Batch updates create slave lag on s3 over WAN
Closed, ResolvedPublic

Description

When updating slow special pages from terbium, such as Listredirects, certain rows of the querycache table are deleted and then inserted.

Under normal circunstances, those updates do not create a problem. However, I believe a combination of factors can make them lag slaves:

  • Special pages of s3 are updated, which means hundreds of updates, independently of the wiki size, multiplied by the hundreds of wikis on that shard. Not other shard has >800 wikis.
  • WAN latency is higher than same-datacenter replication
  • Other writes are happening at the same time, such as updating pagelinks or wbc_entity_usage
  • ROW-based replication is used
  • A non-very-flat topology is in use (there are now 4 tiers, which is not desirable)

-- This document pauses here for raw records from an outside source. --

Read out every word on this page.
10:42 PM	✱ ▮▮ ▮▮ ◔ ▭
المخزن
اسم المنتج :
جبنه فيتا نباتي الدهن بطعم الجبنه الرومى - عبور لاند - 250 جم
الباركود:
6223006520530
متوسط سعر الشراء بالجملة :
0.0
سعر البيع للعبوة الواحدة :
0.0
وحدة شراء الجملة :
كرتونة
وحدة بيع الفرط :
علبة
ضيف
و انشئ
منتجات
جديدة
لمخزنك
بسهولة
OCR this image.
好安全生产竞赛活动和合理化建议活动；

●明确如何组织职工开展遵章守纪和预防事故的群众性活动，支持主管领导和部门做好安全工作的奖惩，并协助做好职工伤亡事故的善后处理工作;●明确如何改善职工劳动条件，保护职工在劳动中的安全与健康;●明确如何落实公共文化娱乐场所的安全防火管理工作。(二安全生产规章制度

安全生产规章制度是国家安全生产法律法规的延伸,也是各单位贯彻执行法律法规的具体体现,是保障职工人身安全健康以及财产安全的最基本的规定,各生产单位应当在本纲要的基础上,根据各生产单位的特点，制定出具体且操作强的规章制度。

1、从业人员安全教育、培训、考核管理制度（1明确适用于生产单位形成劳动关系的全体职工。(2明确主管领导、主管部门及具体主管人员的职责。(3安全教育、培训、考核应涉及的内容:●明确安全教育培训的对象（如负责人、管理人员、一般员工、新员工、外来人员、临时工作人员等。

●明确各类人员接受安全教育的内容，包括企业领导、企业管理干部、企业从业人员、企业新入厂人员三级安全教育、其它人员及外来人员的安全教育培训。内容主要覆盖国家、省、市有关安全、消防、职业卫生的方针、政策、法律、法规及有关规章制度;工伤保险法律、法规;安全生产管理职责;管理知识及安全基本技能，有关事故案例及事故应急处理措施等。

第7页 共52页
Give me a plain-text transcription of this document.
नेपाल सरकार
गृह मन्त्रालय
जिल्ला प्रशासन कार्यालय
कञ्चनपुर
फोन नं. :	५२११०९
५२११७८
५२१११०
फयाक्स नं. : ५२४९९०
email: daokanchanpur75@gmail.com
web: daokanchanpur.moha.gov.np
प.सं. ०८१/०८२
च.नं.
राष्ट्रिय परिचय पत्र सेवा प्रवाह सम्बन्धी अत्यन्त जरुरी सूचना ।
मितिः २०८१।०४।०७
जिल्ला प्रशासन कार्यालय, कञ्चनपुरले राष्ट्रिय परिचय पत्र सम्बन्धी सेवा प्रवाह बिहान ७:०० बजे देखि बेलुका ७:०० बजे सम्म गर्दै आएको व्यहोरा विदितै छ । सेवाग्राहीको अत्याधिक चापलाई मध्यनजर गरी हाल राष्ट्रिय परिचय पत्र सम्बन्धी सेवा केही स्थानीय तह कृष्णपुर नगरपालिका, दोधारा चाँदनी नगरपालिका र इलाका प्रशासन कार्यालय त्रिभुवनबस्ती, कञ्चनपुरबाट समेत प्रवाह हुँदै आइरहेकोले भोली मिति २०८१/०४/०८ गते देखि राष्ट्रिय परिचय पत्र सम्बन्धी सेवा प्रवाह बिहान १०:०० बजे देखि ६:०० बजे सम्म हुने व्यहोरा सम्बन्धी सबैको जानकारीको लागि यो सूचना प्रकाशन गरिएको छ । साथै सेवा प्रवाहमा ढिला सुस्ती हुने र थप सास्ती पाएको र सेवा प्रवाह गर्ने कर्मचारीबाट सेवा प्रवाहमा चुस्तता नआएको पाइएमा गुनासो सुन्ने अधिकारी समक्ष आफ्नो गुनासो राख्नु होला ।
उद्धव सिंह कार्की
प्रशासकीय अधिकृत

Given that special page update is not time-sensitive, I would like to:
a) Introduce pauses between wiki updates or, better, check that those have been applied to >50% of the slaves before continuing (including remote slaves)
b) make the updates non-transactional, splitting the filling of those tables in several, smaller transactions

Event Timeline

jcrespo created this task.Dec 25 2015, 11:04 AM
jcrespo raised the priority of this task from to Needs Triage.
jcrespo updated the task description. (Show Details)
jcrespo added a subscriber: jcrespo.
Restricted Application added subscribers: StudiesWorld, Aklapper. · View Herald TranscriptDec 25 2015, 11:04 AM
jcrespo added a project: Operations.EditedDec 25 2015, 1:22 PM

I cannot say for sure if it is the Special pages or wbc_entity_usage updates, one of the two:

I see lots of:

UPDATE /* Wikibase\Client\Usage\Sql\EntityUsageTable::touchUsageBatch 127.0.0.1 */  `wbc_entity_usage` SET eu_touched = '20151225132251' WHERE eu_row_id IN ('613395','476260','476261','613397','523272','476258','476259','525131','476254','394381','476252','476253','543080')

Setting db2018 as MIXED temporarily to see if that helps.

jcrespo renamed this task from Batch update of special pages creates slave lag on s3 over WAN to Batch updated create slave lag on s3 over WAN.Dec 25 2015, 1:27 PM
jcrespo set Security to None.
jcrespo renamed this task from Batch updated create slave lag on s3 over WAN to Batch updates create slave lag on s3 over WAN.Dec 25 2015, 1:32 PM
jcrespo added a subscriber: hoo.Jan 6 2016, 8:41 PM
jcrespo closed this task as Resolved.Feb 5 2016, 1:24 PM
jcrespo claimed this task.

Mixed fixed the ongoing issue as a workaround, the root causes are still there and have to be fixed: pagelinks and/or wbc_entity_usage write activity.